Forrester attributed Clayton’s win to his name being at the top of the list of candidates on the ballot, which are arranged alphabetically, in a contest that had received little attention from the media or voters. If a new election were held without Clayton’s name, Crime would be at the top of the list alphabetically.
Clayton carried 61 counties and Overall carried 16 – all but one in her native East Tennessee. The rest were won by Davis except for Hancock County, where another candidate, David Hancock, topped the handful of votes in the Democcratic primary.
Overall said she has no plan to challenge the election of Clayton and thought the idea of a new election “crazy” – though she was deeply disturbed by Clayton’s win
“I’m upset, not to have lost, but that Tennessee got embarrassed this way,” said Overall, a self-described liberal who support same-sex marriage and declared respect for the Southern Poverty Law Center’s judgment of Clayton, who she never met.
The Federal Election Commission website shows Clayton reporting no spending by his campaign as of July 13. Crim reported spending about $16,000 at that point; Overall $30 – though she said about $5,000 was spend subsequently by election day.

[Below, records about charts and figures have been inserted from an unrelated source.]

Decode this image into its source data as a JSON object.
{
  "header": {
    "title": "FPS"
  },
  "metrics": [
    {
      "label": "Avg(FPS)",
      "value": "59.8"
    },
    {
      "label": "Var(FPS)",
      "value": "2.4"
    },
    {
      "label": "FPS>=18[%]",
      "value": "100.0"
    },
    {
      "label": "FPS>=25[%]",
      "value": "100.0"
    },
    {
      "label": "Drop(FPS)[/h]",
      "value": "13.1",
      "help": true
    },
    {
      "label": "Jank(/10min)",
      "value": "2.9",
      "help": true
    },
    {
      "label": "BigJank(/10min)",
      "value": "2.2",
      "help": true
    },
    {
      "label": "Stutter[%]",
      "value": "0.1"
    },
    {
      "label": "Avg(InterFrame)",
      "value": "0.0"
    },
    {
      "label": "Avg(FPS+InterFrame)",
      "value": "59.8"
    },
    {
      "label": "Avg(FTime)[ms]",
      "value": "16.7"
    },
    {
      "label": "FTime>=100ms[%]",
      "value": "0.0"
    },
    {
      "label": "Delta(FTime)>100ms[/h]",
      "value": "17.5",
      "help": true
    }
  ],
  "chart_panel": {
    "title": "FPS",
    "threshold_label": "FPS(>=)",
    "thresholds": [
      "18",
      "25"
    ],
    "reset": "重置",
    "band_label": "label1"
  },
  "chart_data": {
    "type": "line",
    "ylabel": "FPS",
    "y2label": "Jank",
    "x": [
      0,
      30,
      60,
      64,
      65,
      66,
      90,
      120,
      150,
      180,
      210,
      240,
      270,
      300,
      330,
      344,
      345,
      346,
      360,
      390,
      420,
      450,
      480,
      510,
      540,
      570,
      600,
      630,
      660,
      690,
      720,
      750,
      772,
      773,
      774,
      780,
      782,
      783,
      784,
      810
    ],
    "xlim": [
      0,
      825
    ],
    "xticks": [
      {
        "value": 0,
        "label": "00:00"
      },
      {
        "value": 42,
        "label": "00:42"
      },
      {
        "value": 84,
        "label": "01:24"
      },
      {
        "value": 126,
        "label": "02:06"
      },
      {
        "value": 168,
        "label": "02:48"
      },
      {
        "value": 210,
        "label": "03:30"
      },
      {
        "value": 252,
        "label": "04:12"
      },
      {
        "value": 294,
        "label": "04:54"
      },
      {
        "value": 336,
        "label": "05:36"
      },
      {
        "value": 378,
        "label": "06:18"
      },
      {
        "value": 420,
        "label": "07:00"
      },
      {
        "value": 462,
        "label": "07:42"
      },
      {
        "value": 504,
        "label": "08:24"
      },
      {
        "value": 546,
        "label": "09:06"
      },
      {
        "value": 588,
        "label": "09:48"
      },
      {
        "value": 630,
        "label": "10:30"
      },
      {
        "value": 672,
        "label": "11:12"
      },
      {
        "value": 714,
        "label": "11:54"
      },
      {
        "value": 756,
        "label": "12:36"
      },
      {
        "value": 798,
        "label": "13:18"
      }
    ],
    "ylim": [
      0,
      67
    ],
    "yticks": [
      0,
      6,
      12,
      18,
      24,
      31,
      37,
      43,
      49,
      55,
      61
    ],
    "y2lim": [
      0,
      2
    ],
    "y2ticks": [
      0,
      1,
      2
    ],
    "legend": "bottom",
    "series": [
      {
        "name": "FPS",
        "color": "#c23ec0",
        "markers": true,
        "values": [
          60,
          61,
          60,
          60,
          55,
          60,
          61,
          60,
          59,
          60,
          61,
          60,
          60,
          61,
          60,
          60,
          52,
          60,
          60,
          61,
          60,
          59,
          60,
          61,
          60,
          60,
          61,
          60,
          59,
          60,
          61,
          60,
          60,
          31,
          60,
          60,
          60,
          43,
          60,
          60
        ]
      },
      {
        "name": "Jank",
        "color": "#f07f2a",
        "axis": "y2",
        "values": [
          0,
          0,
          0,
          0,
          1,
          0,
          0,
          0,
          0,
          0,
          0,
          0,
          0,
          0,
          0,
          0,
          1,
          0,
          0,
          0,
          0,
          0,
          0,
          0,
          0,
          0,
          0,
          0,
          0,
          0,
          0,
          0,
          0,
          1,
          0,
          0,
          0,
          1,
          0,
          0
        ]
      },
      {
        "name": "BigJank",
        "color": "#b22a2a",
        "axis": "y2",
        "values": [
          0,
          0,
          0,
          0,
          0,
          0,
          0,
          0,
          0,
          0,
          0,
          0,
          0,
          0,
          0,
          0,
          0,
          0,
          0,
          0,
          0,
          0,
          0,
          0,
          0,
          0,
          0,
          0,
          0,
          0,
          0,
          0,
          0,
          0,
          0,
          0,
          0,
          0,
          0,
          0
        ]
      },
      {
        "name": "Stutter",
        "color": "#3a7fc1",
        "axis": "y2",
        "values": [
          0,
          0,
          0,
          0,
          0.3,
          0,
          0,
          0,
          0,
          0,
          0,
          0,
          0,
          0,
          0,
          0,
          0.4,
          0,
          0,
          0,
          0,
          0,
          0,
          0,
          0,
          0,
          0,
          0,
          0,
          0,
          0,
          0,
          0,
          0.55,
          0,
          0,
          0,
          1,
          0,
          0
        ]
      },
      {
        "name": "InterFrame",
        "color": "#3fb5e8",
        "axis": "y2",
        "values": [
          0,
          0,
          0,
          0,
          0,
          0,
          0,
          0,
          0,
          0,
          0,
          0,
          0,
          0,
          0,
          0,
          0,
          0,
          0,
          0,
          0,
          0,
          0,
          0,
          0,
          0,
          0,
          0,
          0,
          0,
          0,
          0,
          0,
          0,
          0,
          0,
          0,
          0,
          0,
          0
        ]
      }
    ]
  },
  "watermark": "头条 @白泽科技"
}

Corker reported spending of about $6.3 million.
If a special election were scheduled, the Democratic party would apparently have to cover the costs. Parties schedule primaries normally to coincide with local general elections, so the state covers the cost.
In an interview Friday on supporting its nominees to seats in the state Legislature, Forrester said party would be selective in financial backing because of “limited resources.